Est-il important de laisser un peu vivre nos tout-petits dans le bazar de leurs jouets, pour laisser libre cours à leur créativité? Beaucoup le pensent. À vouloir toujours tout ramasser, on couperait court à leur imaginaire. D’autres sont plutôt favorables au rangement quotidien, quitte à tout redéfaire le lendemain.
Autour de la table, dans cette émission radiophonique fort intéressante, il y avait 4 personnes. Caroline Allard (Mère indigne), Carmen Bourassa (Fondatrice de Passe-Partout), Martin Larocque et Régine Laurent (présidente de la FIQ).
Régine Laurent, quand elle était petite, était obligée de tout ramasser avec ses 3 frères et soeur. « Ça n’a pas brimé du tout ma créativité! », lance-t-elle.
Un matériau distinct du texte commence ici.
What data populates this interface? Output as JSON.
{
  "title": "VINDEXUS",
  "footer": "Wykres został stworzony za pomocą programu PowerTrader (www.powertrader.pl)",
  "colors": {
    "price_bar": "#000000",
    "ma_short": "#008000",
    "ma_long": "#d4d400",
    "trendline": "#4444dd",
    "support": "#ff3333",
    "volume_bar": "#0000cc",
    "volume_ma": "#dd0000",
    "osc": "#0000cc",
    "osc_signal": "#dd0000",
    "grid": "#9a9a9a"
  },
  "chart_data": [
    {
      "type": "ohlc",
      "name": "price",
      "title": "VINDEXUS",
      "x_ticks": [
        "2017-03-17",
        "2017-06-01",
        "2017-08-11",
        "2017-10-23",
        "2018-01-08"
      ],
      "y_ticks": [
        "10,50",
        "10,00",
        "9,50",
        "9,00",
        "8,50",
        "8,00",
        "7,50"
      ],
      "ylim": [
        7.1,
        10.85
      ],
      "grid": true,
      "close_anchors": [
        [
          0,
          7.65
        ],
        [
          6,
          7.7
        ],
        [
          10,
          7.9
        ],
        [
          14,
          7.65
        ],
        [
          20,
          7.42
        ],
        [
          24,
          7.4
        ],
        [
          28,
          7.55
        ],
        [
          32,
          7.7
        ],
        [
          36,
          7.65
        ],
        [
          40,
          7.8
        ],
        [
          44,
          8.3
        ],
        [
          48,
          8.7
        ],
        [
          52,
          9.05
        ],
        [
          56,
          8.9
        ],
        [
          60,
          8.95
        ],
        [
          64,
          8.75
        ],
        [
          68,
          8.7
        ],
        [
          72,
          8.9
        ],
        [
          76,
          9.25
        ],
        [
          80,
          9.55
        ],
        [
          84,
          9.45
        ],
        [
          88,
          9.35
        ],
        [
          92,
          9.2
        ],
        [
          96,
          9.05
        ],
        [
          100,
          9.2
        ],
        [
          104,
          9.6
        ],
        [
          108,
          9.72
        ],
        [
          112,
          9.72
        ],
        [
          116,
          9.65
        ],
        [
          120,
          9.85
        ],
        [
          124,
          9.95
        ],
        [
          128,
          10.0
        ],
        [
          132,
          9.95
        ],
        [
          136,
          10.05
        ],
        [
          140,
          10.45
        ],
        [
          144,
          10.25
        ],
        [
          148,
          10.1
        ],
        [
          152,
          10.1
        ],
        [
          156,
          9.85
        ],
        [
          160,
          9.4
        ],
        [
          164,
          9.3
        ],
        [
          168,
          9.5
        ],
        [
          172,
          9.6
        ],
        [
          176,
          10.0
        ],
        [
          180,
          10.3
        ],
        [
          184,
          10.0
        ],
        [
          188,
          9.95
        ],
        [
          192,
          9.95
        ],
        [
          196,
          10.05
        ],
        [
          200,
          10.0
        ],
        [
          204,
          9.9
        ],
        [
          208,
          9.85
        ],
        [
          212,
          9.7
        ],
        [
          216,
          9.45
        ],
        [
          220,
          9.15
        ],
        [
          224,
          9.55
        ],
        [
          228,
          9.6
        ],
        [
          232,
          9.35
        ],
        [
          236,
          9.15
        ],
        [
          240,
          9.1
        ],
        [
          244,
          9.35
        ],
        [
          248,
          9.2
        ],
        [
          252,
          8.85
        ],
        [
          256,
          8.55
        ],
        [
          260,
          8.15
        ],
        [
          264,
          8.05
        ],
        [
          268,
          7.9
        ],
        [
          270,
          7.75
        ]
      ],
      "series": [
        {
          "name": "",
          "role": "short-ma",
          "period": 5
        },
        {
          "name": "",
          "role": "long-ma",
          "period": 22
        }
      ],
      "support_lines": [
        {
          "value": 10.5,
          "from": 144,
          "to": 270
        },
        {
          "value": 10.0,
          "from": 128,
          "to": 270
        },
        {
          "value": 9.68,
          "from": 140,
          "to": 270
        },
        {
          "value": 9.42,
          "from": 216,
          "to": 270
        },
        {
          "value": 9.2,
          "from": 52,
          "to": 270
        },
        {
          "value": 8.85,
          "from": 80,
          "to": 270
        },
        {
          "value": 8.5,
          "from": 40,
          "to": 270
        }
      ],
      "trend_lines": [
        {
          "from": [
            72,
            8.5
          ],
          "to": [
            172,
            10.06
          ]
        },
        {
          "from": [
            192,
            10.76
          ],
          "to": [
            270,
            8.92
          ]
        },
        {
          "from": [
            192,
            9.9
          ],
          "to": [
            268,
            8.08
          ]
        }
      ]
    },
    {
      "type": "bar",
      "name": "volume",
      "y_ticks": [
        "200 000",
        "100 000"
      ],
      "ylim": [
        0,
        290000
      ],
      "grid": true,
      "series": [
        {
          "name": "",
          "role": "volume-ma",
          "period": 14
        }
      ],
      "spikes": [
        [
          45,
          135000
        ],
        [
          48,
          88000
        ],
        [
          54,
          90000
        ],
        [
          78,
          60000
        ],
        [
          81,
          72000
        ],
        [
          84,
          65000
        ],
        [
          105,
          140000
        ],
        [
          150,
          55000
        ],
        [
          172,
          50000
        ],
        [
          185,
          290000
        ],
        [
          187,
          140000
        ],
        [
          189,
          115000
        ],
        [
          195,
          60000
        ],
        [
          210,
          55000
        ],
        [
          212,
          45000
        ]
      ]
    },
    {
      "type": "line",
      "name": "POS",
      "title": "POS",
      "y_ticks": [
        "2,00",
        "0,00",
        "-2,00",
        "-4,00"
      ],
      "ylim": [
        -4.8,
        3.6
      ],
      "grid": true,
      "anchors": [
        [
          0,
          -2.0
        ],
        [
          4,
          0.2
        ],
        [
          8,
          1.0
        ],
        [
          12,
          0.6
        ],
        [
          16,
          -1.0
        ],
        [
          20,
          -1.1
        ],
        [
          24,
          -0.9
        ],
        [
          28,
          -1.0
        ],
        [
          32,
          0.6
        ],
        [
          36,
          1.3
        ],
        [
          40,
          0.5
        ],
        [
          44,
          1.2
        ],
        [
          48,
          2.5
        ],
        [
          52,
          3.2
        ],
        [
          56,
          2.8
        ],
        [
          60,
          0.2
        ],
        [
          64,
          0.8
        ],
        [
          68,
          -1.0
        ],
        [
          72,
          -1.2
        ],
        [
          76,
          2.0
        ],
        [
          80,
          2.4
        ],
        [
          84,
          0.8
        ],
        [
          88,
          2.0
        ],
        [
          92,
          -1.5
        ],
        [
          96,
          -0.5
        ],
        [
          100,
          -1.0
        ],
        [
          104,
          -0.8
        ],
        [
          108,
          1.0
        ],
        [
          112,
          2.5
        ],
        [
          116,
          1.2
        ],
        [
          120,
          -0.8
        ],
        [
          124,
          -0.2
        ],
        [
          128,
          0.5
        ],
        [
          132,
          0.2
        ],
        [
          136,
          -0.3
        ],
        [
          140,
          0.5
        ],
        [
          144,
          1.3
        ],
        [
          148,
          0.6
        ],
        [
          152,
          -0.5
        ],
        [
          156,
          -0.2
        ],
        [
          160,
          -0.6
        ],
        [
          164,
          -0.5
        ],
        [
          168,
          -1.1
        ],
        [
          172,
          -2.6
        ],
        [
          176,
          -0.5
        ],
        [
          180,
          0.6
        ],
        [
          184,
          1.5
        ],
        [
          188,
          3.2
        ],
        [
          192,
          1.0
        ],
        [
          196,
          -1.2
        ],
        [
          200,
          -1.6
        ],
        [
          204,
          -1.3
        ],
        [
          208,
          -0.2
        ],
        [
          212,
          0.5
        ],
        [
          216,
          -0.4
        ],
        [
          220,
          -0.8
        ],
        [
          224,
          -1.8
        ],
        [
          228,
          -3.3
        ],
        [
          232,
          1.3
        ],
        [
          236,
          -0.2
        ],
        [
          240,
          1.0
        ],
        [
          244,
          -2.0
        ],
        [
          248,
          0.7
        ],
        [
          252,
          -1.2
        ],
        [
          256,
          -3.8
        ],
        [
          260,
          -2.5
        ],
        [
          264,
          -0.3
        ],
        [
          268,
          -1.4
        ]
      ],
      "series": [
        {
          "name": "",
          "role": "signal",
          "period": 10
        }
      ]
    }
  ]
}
Carmen Bourassa, qui était l’aînée de 7 enfants, était plutôt bordélique. Elle aime cette devise : « Le désordre est un effet de l’art! » D'ailleurs, leur maman respectait leur sain désordre, tant qu'elle le pouvait. « Elle recevait ses invités en leur disant : levez les pieds, il y a des enfants qui jouent, ici! », raconte Carmen Bourassa. Cela dit, avec ses propres enfants, elle ne supportait pas trop longtemps le bazar, ni les portes fermées pour le camoufler. Elle imposait un moment corvée : « Les enfants, on a tant de temps, pendant lequel on range autant qu’on le peut. »
Martin Larocque, de son côté, avait l’interdiction d’aller jouer avec ses amis tant que sa chambre n’était pas rangée. « Mes chums d’enfance en sont encore traumatisés. Ils me disent : "Qu’est-ce qu’on a pu t’attendre, les samedis, quand tu devais faire ton ménage!" », raconte-t-il.
Et aujourd'hui? On dirait que notre seuil de tolérance a augmenté... ou je me trompe? Ça dépend peut-être de chaque famille?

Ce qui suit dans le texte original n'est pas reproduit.